While it may be true that the Hare Krishnas have the right idea about Hinduism, there is still something about the movement that makes me feel that it is less than religious. The movement attracts a certain type of follower. In the case of the Boston temple, the majority of the devotees were young males under the age of twenty-five. They had one thing in common however, and it was that they were previously part of a social scene called “straight edge.” The straight edge scene was characterized by the cliché “sex, drugs, and rock and roll”, but without the sex and the drugs. They liked punk music, but refrained from drugs and sex. Most of the young men who were now living in the ashram, had been members of the straight edge scene. Another commonality between these young members was that many of them had previously been addicted to drugs. One devotee mentioned how he had almost overdosed, but then he found Krishna.
It is the air around the Hare Krishnas that is still unsettling to me. ISKCON seems to attract the wandering and lost. The devotees have an idealized version of India, and instantly thought that I was pure just because I was Indian. They were fascinated with my heritage and instantly felt a bond to me because I was from India. They believe that Americans are crazy, money hungry, and have lost the true purpose of life. These generalizations make me feel that the Hare Krishnas are living in a deluded world.
Though their temple may be amidst the hustle and bustle of Commonwealth Avenue, their being is somewhere in the depths of an Indian forest. They are out of touch with reality, and do not make any attempts to correct that. They are content with endlessly chanting to Lord Krishna. They are content with ridiculing the Western mindset and wishing that they lived in India. They use religion to seal themselves off from the rest of the world. Yet that is not what religion ought to be used for. It should be used to make sense of a senseless world. It gives people a guidebook to life.

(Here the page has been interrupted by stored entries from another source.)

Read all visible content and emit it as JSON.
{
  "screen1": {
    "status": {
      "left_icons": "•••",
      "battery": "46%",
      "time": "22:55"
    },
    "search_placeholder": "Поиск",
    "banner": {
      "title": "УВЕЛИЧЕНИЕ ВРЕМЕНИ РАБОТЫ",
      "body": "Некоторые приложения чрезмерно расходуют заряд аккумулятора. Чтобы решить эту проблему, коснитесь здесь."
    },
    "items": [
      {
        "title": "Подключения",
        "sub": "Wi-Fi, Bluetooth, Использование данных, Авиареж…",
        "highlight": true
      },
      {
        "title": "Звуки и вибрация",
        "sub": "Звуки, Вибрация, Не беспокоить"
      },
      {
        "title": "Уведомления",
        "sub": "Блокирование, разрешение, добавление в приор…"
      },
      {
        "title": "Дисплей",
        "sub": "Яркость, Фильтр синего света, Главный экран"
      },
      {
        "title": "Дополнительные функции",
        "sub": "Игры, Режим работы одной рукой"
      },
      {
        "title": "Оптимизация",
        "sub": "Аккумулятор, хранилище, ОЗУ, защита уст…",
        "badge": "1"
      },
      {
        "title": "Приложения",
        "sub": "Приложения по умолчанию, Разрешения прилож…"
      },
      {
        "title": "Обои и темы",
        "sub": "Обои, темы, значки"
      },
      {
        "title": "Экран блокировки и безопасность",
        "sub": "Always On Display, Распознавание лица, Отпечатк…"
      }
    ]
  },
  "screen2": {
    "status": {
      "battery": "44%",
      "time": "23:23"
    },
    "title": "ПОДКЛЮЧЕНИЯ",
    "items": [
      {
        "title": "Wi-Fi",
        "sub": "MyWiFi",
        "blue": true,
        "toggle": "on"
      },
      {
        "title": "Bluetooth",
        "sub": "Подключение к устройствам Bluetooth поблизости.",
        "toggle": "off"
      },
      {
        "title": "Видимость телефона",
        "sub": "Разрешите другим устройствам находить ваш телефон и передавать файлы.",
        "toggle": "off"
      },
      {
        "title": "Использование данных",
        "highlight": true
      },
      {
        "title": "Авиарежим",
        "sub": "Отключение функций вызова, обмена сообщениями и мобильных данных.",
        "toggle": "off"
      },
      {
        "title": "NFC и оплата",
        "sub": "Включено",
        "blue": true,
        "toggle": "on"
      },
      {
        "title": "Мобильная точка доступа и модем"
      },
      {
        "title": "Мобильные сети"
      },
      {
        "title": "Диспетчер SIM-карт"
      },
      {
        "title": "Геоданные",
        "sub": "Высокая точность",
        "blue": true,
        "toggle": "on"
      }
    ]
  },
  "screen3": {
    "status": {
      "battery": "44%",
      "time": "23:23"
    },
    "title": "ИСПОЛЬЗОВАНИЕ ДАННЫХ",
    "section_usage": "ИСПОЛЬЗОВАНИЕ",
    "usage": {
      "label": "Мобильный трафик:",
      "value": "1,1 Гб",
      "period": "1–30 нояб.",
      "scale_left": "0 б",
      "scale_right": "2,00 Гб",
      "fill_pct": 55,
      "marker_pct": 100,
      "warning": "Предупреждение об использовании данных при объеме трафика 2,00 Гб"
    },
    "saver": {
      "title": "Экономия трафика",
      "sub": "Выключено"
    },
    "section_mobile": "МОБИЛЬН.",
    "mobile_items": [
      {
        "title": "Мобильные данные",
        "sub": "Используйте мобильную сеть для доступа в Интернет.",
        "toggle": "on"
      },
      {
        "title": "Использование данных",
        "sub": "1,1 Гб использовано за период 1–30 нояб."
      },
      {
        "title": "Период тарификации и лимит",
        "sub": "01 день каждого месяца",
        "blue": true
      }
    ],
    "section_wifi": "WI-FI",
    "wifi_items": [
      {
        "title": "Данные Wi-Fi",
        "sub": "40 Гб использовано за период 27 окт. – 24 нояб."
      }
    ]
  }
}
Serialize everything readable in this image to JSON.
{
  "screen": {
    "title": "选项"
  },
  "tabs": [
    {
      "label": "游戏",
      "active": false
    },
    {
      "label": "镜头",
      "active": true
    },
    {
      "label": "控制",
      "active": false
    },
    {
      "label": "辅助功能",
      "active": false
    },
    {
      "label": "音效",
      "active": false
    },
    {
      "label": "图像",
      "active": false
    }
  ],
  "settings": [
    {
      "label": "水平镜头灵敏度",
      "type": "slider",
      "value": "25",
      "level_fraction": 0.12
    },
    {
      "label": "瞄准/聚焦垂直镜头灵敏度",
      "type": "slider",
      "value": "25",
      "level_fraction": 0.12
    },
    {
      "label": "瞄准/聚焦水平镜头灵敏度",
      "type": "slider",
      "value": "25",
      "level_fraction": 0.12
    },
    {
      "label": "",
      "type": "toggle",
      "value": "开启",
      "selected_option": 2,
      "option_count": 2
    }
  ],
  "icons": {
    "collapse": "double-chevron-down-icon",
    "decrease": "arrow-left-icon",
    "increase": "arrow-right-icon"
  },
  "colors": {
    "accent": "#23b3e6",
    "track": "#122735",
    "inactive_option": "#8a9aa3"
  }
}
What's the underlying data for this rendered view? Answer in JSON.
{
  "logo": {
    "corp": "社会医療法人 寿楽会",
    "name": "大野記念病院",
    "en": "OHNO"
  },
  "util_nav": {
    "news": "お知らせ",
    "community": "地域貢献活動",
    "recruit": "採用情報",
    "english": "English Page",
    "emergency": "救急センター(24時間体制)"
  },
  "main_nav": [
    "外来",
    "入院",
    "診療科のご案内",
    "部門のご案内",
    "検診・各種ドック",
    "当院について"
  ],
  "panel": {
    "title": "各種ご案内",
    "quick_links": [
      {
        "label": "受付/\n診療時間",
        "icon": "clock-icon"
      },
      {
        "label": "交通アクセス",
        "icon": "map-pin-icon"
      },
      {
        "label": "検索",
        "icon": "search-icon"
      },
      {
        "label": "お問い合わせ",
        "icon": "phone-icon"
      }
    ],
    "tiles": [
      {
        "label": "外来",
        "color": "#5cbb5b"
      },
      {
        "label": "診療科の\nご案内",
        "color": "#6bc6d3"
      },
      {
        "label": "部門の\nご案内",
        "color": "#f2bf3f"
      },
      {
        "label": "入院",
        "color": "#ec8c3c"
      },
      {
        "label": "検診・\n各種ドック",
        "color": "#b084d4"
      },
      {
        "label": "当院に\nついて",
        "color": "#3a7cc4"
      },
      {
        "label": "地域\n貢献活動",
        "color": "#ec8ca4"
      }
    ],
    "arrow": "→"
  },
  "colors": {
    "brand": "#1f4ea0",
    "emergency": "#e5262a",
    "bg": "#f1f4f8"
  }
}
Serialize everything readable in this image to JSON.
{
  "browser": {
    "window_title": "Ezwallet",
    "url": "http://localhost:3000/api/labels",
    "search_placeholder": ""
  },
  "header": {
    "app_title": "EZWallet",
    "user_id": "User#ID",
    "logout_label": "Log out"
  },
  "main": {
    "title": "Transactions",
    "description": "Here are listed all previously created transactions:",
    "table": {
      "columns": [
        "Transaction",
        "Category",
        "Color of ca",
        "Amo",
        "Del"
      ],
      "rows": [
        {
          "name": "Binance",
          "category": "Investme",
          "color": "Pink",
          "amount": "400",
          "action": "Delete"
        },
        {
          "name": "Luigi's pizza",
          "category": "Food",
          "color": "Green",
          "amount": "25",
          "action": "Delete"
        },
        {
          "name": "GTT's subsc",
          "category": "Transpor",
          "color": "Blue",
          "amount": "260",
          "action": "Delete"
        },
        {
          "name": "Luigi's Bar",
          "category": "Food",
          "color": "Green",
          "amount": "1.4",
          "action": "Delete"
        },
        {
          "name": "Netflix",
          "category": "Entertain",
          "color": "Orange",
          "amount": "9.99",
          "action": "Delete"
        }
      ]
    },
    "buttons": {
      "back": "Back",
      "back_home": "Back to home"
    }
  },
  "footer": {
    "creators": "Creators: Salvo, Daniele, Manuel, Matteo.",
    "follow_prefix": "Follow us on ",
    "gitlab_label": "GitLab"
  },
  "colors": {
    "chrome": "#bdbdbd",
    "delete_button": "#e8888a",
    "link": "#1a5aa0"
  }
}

My experience at the ISKCON temple did open my eyes to a few things. I understand Hinduism from a bhakti yoga lens. I don’t feel that the Hare Krishnas are practicing some strange strain of Hinduism. My only dislike of the movement now is with its devotees. They are lost souls desperately seeking structure, spirituality, and belonging. When there is a balance between living life and being spiritual, then religion can be comforting and worthwhile. But when someone has an inherently distorted view of life and religion, then movements such as ISCKON, no matter how rooted in a religious tradition they may be, become tainted because their followers are blind and like puppets on a string.